In his presentation “Meat in sustainable food systems – circularity, ecological context, and metrics”, he pointed out that most agricultural biomass is non-edible. Grassland generates non-edible biomass only, and absolute grassland is non-arable. Effectively 70% of agricultural land globally cannot be used for growing crops. So, he explained that the only way to manage this land sustainably is with livestock, as grazing livestock help to create open spaces with high biodiversity, with the replacement of lost habitats. He outlined that 1 kg of vegan food generates at least 3 to 5 kg of non-edible biomass, and either plant nutrients bound in non-edible biomass must return to the soils, directly back to the soil by rotting, or to biogas with fermentation using residues, or we can obtain high-quality food from the circular use of non-edible biomass.

Professor Windisch also explained that the “climate-killer-cow” is a misleading narrative. CO2 is a weak but extremely stable GHG accumulating once released from fossil sources, while CH4 is a strong GHG, but it quickly degrades. If ruminant numbers remain constant, CH4 emissions will remain steady with degradation. They do not add to global warming. He said feeding non-edible biomass to livestock is the smartest pathway to circularity and that there is no sustainable agriculture without livestock.
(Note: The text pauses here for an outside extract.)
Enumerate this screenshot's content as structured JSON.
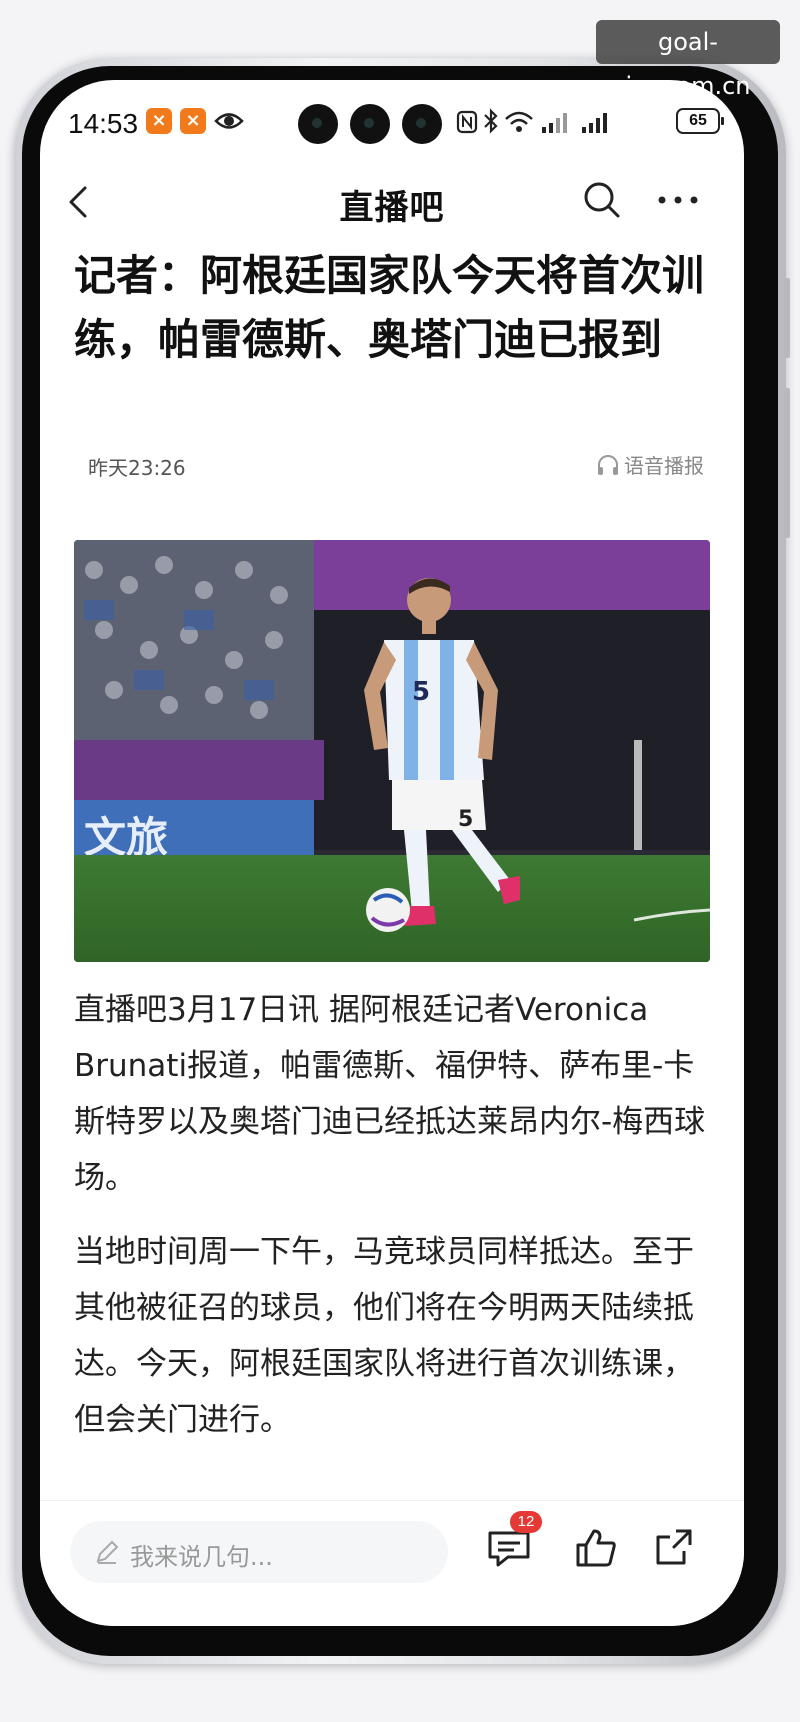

In his presentation “Societal dimensions of meat – economics and ethics”, Professor Peer Ederer from Goal Sciences said that epidemiological evidence shows we need 100 g per person per day of proteins, twice what is usually the case. He pointed out that we are not providing enough proteins to our global population, but it is not always a question of availability but rather affordability. In this respect, he said that cell-based meat technology is not the answer, as we don’t yet know if we are biologically adapted to assimilate it safely. From a human species’ point of view, we need animal-source foods for our well-being, and we even have an ethical duty to make good use of animals.

Professor Frédéric Leroy, from the Vrije Universiteit Brussel, also spoke at the Brussels symposium presenting, “The Dublin Declaration of Scientists – origins and key messages”. He explained that the Dublin Declaration gives a voice to the many scientists worldwide who research diligently, honestly and successfully on the role of livestock. As of 12 April, when the symposium occurred, 925 scientists have endorsed the declaration. He said that together these scientists are keen on this unprecedented double challenge of ensuring adequate diets while fighting climate change. Nevertheless, animals are irreplaceable for maintaining a circular flow of materials in agriculture while generating many other benefits. Livestock ownership is the basis of any rural community and its financial capital.